Pour aller plus loin, Jésus entame une leçon sur la pureté : au sens biblique, la pureté, c'est l'aptitude à se rapprocher de Dieu ; or Dieu est amour et pardon, de nombreux prophètes l'ont dit et répété. La véritable pureté est donc une disposition du cœur, c'est la miséricorde ; l'impureté que Jésus reproche à ses adversaires, c'est «l'endurcissement du cœur» : «Ce qui sort de l'homme, voilà ce qui rend l'homme impur.» Et, un peu plus tard, il complète l'enseignement pour ses disciples : «C'est du dedans, du cœur de l'homme que sortent les pensées perverses : inconduite, vols, meurtres, adultères, cupidités, méchancetés, fraude, débauche, envie, diffamation, orgueil et démesure.
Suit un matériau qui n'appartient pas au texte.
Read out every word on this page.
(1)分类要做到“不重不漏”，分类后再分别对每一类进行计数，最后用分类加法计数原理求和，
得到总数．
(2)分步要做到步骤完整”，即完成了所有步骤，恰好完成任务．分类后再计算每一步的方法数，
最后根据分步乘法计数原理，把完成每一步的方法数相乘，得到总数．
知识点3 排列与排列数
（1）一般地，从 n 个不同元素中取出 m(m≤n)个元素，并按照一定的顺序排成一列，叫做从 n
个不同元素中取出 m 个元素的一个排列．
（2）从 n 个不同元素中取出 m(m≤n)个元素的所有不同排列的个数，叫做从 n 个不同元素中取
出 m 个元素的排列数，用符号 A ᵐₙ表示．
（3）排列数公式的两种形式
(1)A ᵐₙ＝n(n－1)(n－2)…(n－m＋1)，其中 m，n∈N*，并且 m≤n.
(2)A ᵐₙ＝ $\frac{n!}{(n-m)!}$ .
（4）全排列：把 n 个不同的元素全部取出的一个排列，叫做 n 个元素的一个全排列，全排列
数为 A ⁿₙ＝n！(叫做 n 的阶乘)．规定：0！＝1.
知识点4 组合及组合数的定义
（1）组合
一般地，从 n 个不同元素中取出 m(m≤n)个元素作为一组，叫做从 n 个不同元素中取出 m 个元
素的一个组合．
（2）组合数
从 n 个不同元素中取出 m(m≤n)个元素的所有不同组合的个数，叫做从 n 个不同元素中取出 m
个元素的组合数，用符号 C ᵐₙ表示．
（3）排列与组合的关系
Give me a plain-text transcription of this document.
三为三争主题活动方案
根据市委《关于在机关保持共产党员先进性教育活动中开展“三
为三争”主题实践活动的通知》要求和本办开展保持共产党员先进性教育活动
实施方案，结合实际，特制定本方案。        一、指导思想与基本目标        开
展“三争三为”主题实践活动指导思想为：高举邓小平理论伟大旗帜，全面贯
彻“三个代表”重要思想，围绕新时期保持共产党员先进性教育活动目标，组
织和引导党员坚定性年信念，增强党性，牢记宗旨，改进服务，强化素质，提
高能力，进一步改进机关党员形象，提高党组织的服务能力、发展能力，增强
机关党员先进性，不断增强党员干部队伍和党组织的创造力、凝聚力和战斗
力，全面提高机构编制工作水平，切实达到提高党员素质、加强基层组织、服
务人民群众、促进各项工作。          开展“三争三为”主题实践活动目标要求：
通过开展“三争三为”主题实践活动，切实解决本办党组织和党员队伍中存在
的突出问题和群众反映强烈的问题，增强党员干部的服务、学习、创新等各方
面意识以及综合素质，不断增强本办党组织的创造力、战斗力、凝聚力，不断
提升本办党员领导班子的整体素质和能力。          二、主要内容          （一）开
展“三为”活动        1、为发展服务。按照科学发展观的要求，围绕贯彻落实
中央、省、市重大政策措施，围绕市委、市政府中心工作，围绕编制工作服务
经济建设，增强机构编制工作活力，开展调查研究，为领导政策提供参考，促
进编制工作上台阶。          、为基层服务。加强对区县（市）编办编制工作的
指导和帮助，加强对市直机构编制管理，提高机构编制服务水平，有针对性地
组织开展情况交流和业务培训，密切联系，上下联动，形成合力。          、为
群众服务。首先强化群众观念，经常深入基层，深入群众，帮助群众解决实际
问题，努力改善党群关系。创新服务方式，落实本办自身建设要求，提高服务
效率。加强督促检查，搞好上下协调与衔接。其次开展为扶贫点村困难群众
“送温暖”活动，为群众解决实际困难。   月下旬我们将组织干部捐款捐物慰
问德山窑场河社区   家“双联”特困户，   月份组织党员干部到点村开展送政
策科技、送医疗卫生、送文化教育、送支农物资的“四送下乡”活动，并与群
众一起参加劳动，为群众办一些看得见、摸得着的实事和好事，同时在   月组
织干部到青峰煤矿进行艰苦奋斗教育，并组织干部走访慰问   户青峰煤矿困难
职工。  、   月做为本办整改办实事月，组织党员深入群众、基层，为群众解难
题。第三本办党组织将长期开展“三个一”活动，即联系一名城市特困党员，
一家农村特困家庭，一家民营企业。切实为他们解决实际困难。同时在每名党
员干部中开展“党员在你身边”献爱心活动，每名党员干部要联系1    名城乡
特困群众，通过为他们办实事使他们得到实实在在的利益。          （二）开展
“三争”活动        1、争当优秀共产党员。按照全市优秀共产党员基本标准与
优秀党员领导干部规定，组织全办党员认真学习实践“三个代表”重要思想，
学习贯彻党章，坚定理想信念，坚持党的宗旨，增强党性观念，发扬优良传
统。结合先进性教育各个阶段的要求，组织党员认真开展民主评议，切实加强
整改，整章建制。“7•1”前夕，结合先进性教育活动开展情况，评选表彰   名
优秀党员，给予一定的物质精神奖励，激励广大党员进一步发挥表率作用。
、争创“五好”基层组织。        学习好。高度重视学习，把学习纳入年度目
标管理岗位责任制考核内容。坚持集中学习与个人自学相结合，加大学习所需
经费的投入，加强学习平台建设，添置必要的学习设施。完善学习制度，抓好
Tout ce mal vient du dedans, et rend l'homme impur.»

 

Venons encore une fois au secours des pharisiens et des scribes : cette leçon-là ne pouvait pas être entendue pleinement tant que Dieu lui-même, en son Fils, n'était pas venu habiter chez les hommes ; prouvant par là que, contrairement à trop d'idées reçues, Dieu n'a pas peur du contact avec les êtres impurs que nous sommes. Comme pour en donner la preuve, aussitôt après cette controverse Jésus part en pays païen.

 

Complément

- Le mouvement religieux «Pharisien» est né vers 135 av. J.C. d'un désir de conversion ; son nom qui signifie «séparé» traduit un choix : le refus de toute compromission politique, de tout laisser-aller dans la pratique religieuse ; deux problèmes qui étaient à l'ordre du jour en 135. Le Pharisianisme (en tant que mouvement) est donc tout à fait respectable. Et Jésus ne l'attaque jamais. Il ne refuse pas non plus de leur parler (Nicodème, Jn 3 ; Simon, Lc 7). Mais le plus bel idéal religieux peut avoir ses écueils : la rigueur d'observance peut engendrer une trop bonne conscience et rendre méprisant pour ceux qui n'en font pas autant. Plus profondément, vouloir être « séparé » n'est pas sans ambiguïté ; quand on sait que le dessein de Dieu est un projet de rassemblement dans l'amour. Ces déviances ont inspiré quelques paroles dures de Jésus : elles visent ce que l'on appelle le «Pharisaïsme» ; de cela tous les mouvements religieux de tous les temps sont capables.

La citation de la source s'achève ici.